At Nairobi's main international airport, the three shiny white robots, built in China and donated by Japan and the United Nations Development Programme, have been put to work. Just over two weeks ago, Jasiri, Shujaa, and Tumaini just landed in Kenya, but they are already playing an important role in curbing the country's coronavirus epidemic spread.

The three shiny white robots, built in China and donated by Japan and the United Nations Development Programme, were put to work at the main international airport in Nairobi, keeping it disinfected and recording the arrival of virus signs.

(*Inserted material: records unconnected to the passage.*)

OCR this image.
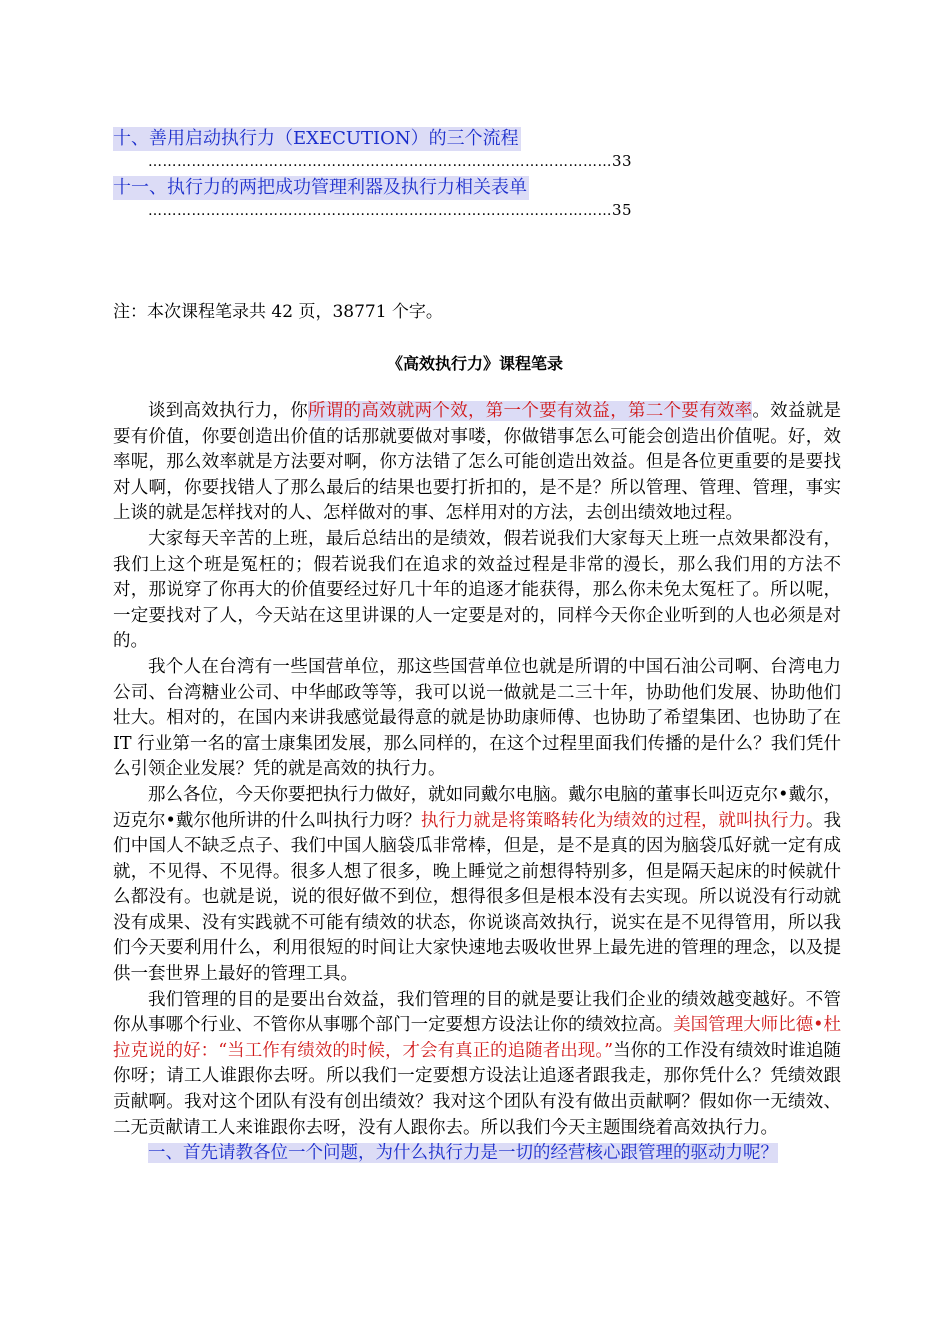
十、善用启动执行力（EXECUTION）的三个流程
……………………………………………………………………………………33
十一、执行力的两把成功管理利器及执行力相关表单
……………………………………………………………………………………35
注：本次课程笔录共 42 页，38771 个字。
《高效执行力》课程笔录

谈到高效执行力，你所谓的高效就两个效，第一个要有效益，第二个要有效率。效益就是要有价值，你要创造出价值的话那就要做对事喽，你做错事怎么可能会创造出价值呢。好，效率呢，那么效率就是方法要对啊，你方法错了怎么可能创造出效益。但是各位更重要的是要找对人啊，你要找错人了那么最后的结果也要打折扣的，是不是？所以管理、管理、管理，事实上谈的就是怎样找对的人、怎样做对的事、怎样用对的方法，去创出绩效地过程。

大家每天辛苦的上班，最后总结出的是绩效，假若说我们大家每天上班一点效果都没有，我们上这个班是冤枉的；假若说我们在追求的效益过程是非常的漫长，那么我们用的方法不对，那说穿了你再大的价值要经过好几十年的追逐才能获得，那么你未免太冤枉了。所以呢，一定要找对了人，今天站在这里讲课的人一定要是对的，同样今天你企业听到的人也必须是对的。

我个人在台湾有一些国营单位，那这些国营单位也就是所谓的中国石油公司啊、台湾电力公司、台湾糖业公司、中华邮政等等，我可以说一做就是二三十年，协助他们发展、协助他们壮大。相对的，在国内来讲我感觉最得意的就是协助康师傅、也协助了希望集团、也协助了在 IT 行业第一名的富士康集团发展，那么同样的，在这个过程里面我们传播的是什么？我们凭什么引领企业发展？凭的就是高效的执行力。

那么各位，今天你要把执行力做好，就如同戴尔电脑。戴尔电脑的董事长叫迈克尔•戴尔，迈克尔•戴尔他所讲的什么叫执行力呀？执行力就是将策略转化为绩效的过程，就叫执行力。我们中国人不缺乏点子、我们中国人脑袋瓜非常棒，但是，是不是真的因为脑袋瓜好就一定有成就，不见得、不见得。很多人想了很多，晚上睡觉之前想得特别多，但是隔天起床的时候就什么都没有。也就是说，说的很好做不到位，想得很多但是根本没有去实现。所以说没有行动就没有成果、没有实践就不可能有绩效的状态，你说谈高效执行，说实在是不见得管用，所以我们今天要利用什么，利用很短的时间让大家快速地去吸收世界上最先进的管理的理念，以及提供一套世界上最好的管理工具。

我们管理的目的是要出台效益，我们管理的目的就是要让我们企业的绩效越变越好。不管你从事哪个行业、不管你从事哪个部门一定要想方设法让你的绩效拉高。美国管理大师比德•杜拉克说的好：“当工作有绩效的时候，才会有真正的追随者出现。”当你的工作没有绩效时谁追随你呀；请工人谁跟你去呀。所以我们一定要想方设法让追逐者跟我走，那你凭什么？凭绩效跟贡献啊。我对这个团队有没有创出绩效？我对这个团队有没有做出贡献啊？假如你一无绩效、二无贡献请工人来谁跟你去呀，没有人跟你去。所以我们今天主题围绕着高效执行力。

一、首先请教各位一个问题，为什么执行力是一切的经营核心跟管理的驱动力呢？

An anti-pandemic robot named Jasiri, disinfects the passenger arrivals area, amid the coronavirus disease (COVID-19) spread at Jomo Kenyatta International Airport in Nairobi, Kenya February 12, 2021. REUTERS/Monicah Mwangi(REUTERS)

He sprays fine sanitizer jets from containers attached to his sides, and takes infrared photographs with a camera mounted on an extendable neck while scanning hundreds of passengers every minute, as Jasiri - a Swahili word meaning 'brave' - does his rounds.

He takes their temperatures, records their data for storage, and advises those not wearing masks to put them on in tone-flat English and those standing too close to others to maintain social distancing rules.

"Jasiri’s role in this airport is to enhance the safety of international travel," Simon-Peter Njoroge, airport operations manager, told Reuters."This is one more example of how the future is going to look. The future is going towards contactless travel, it's going towards automation, it's going towards a greater focus on health security. I see that as a powerful force for the enhancement of air travel."

Meanwhile, the trio is also helping to curb the spread of an outbreak in the East African nation that has so far killed nearly 1,800 and infected more than 100,000 - and saving passengers time on arrival formalities.

"There was a long queue but ...we have a system which can take more than one hundred people's temperature at the same time," said Major Pascal of Burundi. "That is good."